Canine preantral follicles cultured with various concentrations of follicle-stimulating hormone (FSH).

The objective was to evaluate the effects of various concentrations of exogenous FSH during in vitro culture of isolated canine preantral follicles. Preantral secondary follicles (>200 microm) were isolated by microdissection and cultured for 18 d in supplemented alpha-Minimum Essential Medium (alpha-MEM). There were three treatment groups: 1) absence of FSH (control medium); 2) FSH100 (fixed concentration of 100 ng/mL throughout the entire culture period); and 3) sequential FSH (FSHSeq - 100, 500, and 1,000 ng/mL were added sequentially).
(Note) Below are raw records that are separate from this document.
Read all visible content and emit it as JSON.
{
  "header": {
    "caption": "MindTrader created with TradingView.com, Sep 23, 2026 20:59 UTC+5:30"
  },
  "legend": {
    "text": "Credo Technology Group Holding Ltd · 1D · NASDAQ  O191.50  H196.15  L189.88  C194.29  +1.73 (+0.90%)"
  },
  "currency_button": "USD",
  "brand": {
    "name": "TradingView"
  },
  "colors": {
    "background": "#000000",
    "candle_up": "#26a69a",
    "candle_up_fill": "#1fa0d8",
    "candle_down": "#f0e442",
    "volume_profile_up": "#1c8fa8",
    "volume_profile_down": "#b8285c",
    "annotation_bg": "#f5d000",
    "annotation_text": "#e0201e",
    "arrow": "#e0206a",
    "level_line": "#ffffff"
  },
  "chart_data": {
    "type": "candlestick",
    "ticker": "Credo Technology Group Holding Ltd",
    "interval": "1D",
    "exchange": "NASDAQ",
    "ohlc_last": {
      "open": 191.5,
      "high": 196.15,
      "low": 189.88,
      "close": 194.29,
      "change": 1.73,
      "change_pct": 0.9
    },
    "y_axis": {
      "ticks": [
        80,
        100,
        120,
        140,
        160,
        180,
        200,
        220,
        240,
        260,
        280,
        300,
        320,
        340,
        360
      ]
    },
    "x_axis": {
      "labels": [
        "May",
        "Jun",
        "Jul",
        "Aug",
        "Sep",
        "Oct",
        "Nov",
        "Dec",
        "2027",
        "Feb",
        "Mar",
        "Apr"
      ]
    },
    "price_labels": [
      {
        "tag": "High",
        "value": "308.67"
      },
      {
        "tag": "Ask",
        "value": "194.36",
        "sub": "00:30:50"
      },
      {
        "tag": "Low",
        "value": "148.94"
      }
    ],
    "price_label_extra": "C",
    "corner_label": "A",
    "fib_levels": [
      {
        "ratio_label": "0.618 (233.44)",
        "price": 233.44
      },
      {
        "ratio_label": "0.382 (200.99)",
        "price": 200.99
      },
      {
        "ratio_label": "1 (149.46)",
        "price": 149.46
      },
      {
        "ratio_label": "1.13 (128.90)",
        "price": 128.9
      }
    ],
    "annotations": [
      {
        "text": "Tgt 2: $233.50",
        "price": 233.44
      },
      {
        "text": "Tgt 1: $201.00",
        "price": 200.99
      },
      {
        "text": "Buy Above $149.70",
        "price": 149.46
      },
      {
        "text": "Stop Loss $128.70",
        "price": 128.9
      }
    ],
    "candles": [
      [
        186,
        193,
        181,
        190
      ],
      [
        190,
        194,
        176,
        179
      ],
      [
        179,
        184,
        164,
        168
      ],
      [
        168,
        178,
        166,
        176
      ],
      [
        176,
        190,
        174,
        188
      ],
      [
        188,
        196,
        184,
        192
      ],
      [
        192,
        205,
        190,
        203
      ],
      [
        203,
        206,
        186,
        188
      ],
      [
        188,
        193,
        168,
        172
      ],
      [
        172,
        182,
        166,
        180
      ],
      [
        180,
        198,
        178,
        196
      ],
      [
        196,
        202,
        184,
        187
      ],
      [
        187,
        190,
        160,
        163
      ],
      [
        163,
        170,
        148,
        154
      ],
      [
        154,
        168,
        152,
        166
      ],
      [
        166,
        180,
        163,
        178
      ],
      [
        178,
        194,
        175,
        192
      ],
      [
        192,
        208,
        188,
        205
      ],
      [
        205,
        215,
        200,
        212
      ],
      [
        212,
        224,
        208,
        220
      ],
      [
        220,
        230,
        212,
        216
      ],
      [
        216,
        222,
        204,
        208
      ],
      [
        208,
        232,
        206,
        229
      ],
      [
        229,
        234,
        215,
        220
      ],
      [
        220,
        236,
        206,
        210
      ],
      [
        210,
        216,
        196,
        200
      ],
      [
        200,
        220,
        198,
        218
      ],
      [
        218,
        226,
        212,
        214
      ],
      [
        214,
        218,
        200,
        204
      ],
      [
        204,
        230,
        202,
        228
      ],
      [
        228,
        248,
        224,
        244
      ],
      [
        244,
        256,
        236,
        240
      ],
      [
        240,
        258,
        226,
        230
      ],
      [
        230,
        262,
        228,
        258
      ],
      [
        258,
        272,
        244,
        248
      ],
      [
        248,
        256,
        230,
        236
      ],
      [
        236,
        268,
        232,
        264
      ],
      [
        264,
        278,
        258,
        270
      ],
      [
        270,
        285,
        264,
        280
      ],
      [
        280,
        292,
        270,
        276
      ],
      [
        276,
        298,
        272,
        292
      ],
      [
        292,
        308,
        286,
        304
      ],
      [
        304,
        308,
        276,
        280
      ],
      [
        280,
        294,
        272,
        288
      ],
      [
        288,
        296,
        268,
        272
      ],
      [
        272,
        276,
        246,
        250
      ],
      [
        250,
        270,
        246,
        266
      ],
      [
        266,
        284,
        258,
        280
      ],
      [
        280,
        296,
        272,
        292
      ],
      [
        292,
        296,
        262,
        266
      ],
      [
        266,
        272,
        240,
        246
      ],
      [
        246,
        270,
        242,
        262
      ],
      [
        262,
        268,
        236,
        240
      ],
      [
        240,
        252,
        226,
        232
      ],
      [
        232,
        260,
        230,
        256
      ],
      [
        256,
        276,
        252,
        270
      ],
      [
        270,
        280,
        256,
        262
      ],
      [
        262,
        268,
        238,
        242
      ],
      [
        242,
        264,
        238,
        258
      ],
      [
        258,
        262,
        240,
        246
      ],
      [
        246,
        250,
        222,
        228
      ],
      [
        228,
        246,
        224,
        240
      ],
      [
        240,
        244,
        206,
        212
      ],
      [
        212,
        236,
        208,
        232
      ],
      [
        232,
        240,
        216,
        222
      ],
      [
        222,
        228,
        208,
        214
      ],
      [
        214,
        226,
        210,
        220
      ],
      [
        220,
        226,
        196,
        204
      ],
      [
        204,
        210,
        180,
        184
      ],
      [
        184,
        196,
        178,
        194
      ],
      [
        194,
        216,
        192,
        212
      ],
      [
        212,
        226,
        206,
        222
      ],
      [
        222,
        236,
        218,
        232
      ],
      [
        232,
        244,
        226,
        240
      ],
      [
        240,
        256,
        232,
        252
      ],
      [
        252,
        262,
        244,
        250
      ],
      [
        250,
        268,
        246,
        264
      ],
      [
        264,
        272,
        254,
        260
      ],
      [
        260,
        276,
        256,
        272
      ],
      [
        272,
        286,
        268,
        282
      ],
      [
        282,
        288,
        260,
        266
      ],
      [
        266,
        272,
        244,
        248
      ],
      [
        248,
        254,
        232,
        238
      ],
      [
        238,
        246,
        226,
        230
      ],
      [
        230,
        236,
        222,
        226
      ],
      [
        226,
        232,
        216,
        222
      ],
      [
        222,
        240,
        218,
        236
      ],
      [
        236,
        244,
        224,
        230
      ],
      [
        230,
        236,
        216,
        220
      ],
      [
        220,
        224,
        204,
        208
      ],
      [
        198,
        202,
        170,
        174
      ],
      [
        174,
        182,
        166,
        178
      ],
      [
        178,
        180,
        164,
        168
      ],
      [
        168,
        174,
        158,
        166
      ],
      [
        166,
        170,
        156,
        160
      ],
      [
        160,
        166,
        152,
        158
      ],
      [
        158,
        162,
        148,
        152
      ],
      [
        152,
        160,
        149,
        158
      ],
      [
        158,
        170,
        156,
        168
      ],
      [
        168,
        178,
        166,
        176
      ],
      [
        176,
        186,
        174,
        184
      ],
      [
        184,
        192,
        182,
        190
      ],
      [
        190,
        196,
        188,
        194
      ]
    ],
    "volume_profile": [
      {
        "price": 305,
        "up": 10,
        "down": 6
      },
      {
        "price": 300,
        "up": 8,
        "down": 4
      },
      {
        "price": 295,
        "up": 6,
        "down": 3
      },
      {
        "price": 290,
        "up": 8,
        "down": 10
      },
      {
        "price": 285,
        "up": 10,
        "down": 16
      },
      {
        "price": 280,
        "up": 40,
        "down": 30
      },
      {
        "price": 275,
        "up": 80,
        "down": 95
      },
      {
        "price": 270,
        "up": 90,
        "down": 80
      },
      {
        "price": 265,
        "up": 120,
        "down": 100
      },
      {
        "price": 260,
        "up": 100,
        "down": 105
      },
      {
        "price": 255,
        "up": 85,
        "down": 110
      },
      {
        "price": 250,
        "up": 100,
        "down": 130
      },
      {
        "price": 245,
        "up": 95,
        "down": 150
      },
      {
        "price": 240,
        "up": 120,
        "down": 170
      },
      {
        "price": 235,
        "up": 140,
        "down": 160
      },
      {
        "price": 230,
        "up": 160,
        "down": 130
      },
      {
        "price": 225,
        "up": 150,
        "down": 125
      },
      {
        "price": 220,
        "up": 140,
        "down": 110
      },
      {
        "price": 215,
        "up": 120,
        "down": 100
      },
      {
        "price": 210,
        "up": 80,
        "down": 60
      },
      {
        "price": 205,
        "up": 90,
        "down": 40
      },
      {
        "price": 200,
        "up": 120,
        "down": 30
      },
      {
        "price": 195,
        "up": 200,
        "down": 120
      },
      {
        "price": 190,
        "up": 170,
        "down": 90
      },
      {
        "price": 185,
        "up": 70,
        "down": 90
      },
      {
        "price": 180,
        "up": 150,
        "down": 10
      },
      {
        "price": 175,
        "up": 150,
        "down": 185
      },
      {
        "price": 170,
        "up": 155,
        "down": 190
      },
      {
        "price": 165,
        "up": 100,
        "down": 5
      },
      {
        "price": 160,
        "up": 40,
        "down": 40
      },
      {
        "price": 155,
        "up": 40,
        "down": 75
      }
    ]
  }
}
Following culture, all follicles from all treatments were still viable (marked green by calcein-AM). The initial (D0) average follicle diameter for the control, FSH100, and FSHSeq was (mean +/- SEM) 298.96 +/- 7.02, 286.00 +/- 5.87, and 275.39 +/- 174 6.55 microm, respectively (P > 0.05). Mean diameter of follicles treated with FSHSeq on Day 18 (D18-439.80 +/- 14.08 microm) was greater than those of the other treatments (P < 0.05). Daily follicular growth rate (microm/d) of follicles in the FSHSeq treatment (6.47 +/- 0.55) was significantly faster than for both the control (3.67 +/- 0.32) and FSH100 (4.47 +/- 0.38) treatments. Furthermore, FSH100 and FSHSeq treatments had a significantly higher rate of antrum formation than the control group on D12 of culture, whereas after D12, FSH100 had a significantly higher rate of extrusion compared to the control (P < 0.05). In conclusion, the sequential addition of FSH to the culture medium maintained the survival of isolated canine preantral follicles and promoted an increased rate of follicular growth and antrum formation.